Peralta asked city Department of Transportation Commissioner Janette Sadik-Khan in a letter to install a speed camera in the area, and the DOT leader said the city would look into it.

“We agree with your assessment that installing a speed camera at the intersection of Junction Boulevard and Horace Harding Expressway would act as a deterrent for speeding cars,” Sadik-Khan wrote to Peralta in an April letter, prior to the state giving the stamp of approval to the speed camera pilot program. “…Speeding vehicles pose tremendous danger to other motorists and pedestrians, especially school children. In fact, a pedestrian struck at 40 mph is 3.5 times more likely to be killed than one struck at 30 mph.

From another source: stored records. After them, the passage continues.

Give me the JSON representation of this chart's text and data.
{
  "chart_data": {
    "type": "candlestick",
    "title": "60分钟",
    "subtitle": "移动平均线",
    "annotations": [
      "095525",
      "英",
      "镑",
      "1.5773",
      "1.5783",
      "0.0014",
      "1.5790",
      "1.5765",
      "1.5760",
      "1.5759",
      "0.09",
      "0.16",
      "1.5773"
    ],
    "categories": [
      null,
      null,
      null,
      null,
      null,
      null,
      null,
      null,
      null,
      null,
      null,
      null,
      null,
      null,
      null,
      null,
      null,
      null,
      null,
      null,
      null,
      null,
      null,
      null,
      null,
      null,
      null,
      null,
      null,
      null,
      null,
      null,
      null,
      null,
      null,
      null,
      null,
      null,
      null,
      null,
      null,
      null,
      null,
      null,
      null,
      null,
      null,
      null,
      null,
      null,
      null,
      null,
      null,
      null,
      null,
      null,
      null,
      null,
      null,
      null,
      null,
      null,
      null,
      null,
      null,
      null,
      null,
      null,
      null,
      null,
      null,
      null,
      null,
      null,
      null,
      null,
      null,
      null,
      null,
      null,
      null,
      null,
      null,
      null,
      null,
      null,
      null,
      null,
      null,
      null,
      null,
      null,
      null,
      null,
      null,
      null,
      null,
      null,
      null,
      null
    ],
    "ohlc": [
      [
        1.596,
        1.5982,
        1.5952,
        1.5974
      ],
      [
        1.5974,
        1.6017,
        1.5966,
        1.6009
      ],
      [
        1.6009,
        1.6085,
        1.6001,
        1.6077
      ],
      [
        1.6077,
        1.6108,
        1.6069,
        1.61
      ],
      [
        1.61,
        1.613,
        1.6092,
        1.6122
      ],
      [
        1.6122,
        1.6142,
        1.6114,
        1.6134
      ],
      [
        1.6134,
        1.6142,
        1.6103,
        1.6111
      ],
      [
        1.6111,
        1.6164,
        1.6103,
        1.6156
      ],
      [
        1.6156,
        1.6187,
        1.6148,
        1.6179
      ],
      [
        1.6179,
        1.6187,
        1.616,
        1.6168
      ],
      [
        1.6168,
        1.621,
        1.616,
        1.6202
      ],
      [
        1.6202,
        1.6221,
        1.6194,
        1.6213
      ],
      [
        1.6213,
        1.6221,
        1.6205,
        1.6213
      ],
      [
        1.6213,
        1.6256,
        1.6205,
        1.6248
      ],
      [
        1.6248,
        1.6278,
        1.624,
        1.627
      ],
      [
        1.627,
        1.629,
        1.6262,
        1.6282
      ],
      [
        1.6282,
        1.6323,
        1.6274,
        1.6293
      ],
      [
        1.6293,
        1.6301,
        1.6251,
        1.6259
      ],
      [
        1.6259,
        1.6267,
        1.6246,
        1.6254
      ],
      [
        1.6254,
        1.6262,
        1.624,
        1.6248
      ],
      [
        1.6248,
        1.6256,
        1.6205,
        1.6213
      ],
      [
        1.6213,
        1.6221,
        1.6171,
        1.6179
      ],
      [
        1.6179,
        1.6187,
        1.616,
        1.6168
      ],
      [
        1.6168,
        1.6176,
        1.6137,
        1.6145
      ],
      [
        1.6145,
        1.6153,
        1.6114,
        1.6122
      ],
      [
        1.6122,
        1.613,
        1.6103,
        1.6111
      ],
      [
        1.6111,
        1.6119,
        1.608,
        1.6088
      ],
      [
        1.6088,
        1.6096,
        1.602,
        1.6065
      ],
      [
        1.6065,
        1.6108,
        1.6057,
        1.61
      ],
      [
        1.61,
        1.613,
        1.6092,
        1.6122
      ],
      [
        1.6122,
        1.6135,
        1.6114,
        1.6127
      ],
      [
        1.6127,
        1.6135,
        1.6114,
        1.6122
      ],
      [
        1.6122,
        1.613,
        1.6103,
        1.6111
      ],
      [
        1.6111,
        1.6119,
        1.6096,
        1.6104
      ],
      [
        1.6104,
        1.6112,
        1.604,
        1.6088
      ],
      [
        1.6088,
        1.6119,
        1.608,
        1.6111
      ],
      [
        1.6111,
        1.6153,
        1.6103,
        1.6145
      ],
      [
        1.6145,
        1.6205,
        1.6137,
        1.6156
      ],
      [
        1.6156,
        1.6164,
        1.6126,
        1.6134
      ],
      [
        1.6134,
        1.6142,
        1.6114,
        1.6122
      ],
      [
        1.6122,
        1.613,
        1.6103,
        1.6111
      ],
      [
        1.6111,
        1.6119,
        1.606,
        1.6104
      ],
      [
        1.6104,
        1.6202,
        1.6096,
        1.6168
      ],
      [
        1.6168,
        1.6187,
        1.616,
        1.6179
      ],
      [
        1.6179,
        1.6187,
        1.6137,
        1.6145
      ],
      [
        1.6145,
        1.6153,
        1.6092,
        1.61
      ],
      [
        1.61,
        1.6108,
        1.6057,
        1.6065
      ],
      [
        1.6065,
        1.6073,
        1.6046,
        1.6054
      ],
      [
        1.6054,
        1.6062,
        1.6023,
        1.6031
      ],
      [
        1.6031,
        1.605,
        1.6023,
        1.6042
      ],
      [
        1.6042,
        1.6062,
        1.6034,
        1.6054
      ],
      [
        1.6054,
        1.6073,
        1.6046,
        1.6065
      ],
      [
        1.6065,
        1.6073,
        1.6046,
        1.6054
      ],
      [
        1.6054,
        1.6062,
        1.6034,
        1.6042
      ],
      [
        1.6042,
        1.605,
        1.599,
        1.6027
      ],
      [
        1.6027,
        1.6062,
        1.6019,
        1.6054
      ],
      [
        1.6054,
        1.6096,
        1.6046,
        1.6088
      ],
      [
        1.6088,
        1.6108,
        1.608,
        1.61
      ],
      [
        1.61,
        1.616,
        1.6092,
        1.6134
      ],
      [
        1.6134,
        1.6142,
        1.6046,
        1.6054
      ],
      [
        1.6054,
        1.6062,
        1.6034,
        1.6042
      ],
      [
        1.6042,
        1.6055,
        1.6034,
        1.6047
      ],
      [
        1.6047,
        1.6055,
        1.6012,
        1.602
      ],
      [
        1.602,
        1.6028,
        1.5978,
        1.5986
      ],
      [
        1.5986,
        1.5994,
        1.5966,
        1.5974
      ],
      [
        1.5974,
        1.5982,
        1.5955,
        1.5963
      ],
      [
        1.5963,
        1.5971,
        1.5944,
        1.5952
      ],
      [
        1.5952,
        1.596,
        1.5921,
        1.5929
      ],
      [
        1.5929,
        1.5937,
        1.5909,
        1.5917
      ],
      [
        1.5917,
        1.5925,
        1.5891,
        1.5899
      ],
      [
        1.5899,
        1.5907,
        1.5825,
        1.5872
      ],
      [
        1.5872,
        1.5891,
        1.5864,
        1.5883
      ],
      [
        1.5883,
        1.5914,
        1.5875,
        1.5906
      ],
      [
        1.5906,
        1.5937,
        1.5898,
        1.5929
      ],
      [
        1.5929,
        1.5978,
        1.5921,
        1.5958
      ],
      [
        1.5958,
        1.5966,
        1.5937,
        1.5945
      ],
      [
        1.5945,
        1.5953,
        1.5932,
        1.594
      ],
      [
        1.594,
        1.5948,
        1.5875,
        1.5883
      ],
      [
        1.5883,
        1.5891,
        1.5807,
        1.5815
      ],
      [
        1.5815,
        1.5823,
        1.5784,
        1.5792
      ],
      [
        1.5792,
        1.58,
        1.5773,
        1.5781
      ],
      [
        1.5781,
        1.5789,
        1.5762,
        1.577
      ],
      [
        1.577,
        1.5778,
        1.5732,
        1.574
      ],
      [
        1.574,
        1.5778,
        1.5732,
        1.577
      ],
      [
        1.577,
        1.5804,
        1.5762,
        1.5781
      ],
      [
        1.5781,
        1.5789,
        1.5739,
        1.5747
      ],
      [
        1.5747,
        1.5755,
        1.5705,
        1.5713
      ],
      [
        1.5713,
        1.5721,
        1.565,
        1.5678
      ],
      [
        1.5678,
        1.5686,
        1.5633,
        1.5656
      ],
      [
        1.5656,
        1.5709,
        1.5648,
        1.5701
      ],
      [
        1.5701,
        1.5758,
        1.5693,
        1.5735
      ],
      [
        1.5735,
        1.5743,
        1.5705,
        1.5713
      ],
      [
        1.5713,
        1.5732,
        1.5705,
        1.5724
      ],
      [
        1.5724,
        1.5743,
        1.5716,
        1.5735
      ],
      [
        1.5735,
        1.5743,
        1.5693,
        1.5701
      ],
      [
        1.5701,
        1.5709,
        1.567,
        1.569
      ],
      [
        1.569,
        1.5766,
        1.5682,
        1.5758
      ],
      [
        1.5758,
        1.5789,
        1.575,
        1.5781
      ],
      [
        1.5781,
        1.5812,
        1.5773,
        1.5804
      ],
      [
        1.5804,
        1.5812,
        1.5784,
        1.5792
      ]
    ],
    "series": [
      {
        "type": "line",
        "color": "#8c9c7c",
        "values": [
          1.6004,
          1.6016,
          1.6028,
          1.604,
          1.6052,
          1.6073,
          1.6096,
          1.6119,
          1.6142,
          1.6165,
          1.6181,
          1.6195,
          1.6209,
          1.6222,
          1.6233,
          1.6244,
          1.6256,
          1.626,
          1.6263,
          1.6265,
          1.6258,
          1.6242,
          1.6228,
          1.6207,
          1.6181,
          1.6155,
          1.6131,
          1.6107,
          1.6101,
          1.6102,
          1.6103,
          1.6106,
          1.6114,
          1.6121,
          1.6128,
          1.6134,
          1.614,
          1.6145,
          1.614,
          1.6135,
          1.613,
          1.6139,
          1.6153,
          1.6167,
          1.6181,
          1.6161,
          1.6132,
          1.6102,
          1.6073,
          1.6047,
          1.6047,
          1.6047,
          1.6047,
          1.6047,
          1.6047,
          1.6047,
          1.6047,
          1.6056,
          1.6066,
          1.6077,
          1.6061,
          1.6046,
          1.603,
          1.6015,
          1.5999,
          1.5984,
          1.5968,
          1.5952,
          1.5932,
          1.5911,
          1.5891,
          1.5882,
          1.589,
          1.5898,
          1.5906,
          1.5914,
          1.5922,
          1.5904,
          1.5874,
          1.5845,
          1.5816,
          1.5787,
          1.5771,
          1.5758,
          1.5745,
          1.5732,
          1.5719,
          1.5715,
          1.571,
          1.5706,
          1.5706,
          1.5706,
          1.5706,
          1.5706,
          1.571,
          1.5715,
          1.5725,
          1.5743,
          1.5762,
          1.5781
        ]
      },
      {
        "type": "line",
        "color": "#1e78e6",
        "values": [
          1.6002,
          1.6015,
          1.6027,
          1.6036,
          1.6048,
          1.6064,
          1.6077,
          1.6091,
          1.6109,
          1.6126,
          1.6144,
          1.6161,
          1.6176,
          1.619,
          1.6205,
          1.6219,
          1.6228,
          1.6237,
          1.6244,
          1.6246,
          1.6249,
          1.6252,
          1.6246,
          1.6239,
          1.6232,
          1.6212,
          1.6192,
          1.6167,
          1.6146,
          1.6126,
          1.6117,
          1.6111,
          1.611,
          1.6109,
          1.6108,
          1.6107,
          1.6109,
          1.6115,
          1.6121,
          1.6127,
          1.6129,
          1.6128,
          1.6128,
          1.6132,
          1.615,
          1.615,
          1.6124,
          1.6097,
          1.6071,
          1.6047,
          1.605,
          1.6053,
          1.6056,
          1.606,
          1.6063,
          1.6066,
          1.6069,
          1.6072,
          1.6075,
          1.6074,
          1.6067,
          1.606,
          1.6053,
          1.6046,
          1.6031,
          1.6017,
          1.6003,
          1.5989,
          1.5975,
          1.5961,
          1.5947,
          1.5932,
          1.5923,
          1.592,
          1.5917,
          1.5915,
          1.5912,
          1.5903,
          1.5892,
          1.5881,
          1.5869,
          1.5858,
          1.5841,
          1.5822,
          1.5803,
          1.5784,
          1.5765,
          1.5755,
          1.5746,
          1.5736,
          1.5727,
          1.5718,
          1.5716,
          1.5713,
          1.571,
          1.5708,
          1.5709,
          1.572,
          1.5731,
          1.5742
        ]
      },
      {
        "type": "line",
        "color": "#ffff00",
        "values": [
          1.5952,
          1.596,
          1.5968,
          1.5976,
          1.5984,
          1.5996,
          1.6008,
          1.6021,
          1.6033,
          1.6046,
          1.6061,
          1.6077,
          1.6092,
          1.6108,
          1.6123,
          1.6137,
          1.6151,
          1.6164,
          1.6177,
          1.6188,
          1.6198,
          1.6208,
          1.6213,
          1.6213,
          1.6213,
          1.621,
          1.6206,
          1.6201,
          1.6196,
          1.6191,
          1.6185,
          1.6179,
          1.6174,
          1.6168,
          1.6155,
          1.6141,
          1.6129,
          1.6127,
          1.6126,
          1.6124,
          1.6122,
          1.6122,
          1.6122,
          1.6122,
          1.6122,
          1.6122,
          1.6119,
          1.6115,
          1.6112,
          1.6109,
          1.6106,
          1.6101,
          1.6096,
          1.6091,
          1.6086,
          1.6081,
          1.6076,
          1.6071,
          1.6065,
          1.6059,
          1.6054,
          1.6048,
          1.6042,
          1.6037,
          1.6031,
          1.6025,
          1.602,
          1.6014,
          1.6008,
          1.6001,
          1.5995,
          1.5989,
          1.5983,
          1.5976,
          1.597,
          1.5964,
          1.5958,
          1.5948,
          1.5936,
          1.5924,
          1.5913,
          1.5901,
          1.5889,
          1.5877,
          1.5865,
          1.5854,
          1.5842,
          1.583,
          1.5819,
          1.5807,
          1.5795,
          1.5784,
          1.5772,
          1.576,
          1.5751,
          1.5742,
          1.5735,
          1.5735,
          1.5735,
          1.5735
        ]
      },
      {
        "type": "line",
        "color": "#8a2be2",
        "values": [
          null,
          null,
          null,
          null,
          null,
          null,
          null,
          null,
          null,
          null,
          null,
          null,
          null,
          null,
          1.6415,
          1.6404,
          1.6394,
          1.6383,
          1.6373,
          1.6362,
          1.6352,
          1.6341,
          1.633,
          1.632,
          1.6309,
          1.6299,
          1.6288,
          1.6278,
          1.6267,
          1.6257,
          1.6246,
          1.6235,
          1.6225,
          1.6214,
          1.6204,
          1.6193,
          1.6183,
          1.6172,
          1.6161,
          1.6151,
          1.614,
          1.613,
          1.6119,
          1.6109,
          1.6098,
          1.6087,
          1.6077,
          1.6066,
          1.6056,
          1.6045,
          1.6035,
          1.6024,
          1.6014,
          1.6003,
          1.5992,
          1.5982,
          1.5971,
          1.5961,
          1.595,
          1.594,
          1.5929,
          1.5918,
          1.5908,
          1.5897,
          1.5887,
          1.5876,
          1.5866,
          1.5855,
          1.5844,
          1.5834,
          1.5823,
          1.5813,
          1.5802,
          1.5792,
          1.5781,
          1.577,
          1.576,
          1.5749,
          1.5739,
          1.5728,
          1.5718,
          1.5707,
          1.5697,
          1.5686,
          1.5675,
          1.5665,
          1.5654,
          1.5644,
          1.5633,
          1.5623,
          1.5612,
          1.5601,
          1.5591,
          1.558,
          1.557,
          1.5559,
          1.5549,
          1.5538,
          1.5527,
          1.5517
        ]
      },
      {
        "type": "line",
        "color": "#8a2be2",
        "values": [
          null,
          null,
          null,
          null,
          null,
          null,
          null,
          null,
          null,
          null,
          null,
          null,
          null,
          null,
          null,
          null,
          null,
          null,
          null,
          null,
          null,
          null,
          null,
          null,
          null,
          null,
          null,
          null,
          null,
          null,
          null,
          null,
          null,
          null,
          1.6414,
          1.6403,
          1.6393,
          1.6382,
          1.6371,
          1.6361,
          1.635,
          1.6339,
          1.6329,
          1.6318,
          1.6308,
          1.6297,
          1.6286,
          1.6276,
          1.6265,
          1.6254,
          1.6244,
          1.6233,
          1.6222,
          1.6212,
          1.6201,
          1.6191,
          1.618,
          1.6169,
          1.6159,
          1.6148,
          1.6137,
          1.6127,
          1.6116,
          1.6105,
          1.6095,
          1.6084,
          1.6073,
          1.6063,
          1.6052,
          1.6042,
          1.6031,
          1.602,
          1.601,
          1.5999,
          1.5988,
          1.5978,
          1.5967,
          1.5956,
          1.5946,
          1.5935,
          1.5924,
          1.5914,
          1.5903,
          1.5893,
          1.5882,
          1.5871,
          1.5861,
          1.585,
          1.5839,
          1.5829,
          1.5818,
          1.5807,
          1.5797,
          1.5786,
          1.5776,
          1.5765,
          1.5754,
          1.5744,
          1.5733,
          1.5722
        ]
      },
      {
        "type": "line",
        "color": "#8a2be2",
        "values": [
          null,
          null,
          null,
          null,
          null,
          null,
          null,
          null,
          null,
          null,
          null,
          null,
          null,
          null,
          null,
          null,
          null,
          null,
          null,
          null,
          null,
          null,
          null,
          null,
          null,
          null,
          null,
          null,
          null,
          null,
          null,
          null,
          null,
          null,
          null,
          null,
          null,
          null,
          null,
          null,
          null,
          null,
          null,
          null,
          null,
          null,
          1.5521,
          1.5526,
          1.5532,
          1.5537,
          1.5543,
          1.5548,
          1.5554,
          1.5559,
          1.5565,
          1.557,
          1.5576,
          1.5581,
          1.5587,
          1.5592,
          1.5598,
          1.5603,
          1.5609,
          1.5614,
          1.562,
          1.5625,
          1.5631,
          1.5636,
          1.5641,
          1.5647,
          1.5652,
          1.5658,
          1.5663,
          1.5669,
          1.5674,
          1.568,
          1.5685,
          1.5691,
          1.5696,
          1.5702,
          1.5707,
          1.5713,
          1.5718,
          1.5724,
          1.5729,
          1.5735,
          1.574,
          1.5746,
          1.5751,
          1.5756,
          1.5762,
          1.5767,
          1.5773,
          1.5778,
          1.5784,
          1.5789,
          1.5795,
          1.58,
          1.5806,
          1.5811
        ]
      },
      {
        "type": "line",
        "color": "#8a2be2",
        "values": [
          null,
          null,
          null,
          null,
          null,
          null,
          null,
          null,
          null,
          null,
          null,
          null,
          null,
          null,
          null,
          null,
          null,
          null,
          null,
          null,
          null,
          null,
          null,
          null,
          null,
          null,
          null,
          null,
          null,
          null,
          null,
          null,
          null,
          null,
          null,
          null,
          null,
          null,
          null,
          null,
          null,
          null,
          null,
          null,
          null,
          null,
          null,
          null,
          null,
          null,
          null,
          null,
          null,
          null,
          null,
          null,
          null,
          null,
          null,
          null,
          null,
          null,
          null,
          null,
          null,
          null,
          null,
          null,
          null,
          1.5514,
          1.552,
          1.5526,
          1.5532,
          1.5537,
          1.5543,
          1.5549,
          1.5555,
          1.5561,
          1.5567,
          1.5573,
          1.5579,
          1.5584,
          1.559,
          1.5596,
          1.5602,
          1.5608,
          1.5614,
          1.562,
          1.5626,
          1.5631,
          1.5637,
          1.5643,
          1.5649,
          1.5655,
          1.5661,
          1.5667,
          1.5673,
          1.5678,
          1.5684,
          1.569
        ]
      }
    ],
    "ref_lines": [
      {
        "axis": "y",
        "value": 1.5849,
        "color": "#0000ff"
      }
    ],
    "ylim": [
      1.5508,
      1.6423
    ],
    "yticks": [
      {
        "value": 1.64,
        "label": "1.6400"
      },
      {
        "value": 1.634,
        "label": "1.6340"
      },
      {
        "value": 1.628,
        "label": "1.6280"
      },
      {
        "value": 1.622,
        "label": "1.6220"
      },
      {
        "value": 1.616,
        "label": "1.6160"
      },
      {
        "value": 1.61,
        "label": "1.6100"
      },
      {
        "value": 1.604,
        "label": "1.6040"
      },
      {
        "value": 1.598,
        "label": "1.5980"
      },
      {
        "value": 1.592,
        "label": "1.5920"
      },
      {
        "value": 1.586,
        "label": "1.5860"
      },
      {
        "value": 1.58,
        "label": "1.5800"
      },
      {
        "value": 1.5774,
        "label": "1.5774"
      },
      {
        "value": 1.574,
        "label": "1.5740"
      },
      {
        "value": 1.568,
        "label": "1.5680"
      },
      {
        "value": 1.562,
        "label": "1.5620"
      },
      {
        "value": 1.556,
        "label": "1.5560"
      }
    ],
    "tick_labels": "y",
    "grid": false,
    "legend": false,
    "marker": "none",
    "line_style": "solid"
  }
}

The proposed speed camera program would significantly enhance safety at school locations throughout the city, and it is imperative that we supplement current enforcement efforts by using effective camera technology.”Juan Martinez, general counsel at Transportation Alternatives, noted that while the speed limit at the Rego Park intersection is 30 mph, drivers routinely go 55 mph or higher.“This is a dangerous intersection,” Martinez said. “It needs some safety measures as soon as possible. There are a couple different options, and the speed camera one is exciting because it’s new to New York. There could also be design changes or a crossing guard.”Martin stressed that while she definitely welcomes the presence of a camera, she also wants to see a crossing guard returned to the area.

“These are young kids cross here,” said Martin, who last year helped to deliver petition signatures to area legislators and city officials, asking that the crossing guard be reinstated. “You’ve got four-way traffic. At that corner, people are turning to get into the expressway. It’s a corner with incredible traffic. And on the right hand side, there are trucks making deliveries and people going into the Rego Center Mall.”